24.10.14
Barockschloss Mannheim
Kostbare Standuhr bereichert den Coursaal
(ssg) Der Zufall half, dass eine große barocke Standuhr,
die aus dem Mannheimer Schloss stammen soll, ihren Weg dorthin
zurück findet. Die Uhr aus Privatbesitz offenbarte bei der
genaueren Untersuchung ihre kostbare Verarbeitung – verlässliches
Zeichen, dass die Uhr tatsächlich aus einem höfischen
Umfeld stammt. Nach der aufwendigen Restaurierung durch die Fachleute
der Staatlichen Schlösser und Gärten Baden-Württemberg
wird sie nun im Coursaal in der Beletage zu sehen sein.
Der Glücksfall eines Zufallsfundes
Es war ein Zeitungsartikel, in dem über das Mannheimer Schloss
berichtet wurde, der die spätere Erwerbung ins Rollen brachte:
Die Besitzerin einer mahagonifarbenen Standuhr aus dem 18. Jahrhundert
meldete sich bei den Staatlichen Schlössern und Gärten.

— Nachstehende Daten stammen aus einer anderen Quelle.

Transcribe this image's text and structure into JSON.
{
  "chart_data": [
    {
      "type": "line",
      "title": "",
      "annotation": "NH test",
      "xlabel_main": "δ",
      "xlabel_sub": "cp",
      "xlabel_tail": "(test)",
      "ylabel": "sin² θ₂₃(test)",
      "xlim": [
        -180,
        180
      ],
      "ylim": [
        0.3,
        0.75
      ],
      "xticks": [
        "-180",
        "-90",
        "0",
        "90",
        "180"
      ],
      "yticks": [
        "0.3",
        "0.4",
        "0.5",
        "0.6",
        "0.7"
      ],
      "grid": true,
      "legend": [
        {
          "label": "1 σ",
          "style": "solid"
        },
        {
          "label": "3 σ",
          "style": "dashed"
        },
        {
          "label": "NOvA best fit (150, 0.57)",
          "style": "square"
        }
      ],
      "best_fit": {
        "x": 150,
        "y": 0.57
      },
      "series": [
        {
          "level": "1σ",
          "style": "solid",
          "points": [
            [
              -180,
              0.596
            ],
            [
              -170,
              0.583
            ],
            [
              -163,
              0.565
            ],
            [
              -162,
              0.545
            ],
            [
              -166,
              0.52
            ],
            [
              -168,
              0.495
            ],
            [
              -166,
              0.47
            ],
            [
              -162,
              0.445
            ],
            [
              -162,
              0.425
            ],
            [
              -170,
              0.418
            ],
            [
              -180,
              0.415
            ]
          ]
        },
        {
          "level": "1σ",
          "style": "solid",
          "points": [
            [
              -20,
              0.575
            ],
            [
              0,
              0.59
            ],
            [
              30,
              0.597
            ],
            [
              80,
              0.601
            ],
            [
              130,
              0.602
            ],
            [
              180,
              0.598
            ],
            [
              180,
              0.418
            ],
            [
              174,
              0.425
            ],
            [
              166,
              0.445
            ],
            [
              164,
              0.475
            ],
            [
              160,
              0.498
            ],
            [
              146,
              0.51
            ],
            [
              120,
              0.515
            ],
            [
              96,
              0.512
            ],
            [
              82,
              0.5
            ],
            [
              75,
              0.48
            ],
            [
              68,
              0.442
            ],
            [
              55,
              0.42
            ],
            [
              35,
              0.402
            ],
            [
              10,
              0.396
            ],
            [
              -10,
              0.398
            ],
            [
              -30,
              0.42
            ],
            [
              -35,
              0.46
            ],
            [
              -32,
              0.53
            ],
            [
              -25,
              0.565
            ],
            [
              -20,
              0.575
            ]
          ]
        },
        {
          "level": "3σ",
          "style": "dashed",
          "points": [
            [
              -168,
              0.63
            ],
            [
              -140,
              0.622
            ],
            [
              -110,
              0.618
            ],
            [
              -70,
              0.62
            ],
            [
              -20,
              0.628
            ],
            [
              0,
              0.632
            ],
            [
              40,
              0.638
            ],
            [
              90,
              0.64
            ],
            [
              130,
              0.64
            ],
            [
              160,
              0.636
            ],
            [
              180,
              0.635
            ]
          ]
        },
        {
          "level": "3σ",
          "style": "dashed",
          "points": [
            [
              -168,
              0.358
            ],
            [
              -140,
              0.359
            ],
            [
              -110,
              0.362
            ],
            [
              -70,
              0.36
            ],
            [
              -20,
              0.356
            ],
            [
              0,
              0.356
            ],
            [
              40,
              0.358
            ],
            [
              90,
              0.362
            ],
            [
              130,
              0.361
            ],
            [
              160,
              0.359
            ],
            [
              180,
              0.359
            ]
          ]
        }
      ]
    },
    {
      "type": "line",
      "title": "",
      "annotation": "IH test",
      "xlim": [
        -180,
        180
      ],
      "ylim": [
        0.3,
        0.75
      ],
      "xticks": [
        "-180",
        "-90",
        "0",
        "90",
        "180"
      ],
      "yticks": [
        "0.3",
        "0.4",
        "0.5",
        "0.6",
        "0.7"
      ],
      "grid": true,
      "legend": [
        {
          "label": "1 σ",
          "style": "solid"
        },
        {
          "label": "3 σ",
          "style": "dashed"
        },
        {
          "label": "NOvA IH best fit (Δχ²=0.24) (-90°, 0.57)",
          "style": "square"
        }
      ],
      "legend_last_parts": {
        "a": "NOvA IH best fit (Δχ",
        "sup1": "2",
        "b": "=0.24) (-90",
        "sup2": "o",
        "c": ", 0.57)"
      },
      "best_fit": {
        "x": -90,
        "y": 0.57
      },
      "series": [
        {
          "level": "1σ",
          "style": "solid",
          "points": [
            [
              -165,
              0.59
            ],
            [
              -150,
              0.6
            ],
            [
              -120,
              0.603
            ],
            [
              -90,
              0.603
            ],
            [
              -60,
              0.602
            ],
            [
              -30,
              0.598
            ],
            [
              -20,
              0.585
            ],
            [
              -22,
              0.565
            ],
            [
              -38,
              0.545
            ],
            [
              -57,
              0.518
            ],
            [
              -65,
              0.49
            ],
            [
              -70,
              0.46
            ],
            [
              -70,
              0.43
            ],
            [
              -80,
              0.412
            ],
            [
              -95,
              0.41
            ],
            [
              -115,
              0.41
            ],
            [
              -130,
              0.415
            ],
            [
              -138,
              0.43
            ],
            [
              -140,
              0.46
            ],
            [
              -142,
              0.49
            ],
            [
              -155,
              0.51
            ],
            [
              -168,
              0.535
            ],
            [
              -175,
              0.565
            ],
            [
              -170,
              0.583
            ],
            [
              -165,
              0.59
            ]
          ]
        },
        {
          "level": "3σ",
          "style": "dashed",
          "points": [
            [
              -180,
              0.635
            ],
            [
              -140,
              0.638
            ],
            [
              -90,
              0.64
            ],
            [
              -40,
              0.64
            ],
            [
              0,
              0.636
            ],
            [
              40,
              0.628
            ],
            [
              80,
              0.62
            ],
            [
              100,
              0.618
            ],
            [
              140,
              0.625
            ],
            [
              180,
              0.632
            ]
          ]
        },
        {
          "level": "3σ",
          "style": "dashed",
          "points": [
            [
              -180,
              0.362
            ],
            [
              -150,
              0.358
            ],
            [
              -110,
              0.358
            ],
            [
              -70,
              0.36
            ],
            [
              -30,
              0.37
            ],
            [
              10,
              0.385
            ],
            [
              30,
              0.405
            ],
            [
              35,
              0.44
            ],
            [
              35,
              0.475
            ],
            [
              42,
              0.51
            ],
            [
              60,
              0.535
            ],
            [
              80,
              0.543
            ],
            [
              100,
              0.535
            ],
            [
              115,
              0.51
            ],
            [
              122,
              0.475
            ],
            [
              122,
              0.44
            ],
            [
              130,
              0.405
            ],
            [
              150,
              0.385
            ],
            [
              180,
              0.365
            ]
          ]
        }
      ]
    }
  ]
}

Sie berichtete von einer Familienüberlieferung, nach der das
Stück aus dem Mannheimer Schloss stammen sollte. Die aufwendige
Verarbeitung machte die Herkunft wahrscheinlich – und noch
wahrscheinlicher wurde dieser Ursprung, als die Restauratoren der
Staatlichen Schlösser und Gärten entdeckten, was sich
unter dem mahagonibraunen Anstrich verbarg. Die ursprünglich
helle Holzoberfläche der Uhr schmücken kunstvollen Bemalungen:
Pflanzen, Blüten, Vögel, Falter und eine kleine figürliche
Szene – alles aus Gold! Jetzt sind sie wieder zu sehen.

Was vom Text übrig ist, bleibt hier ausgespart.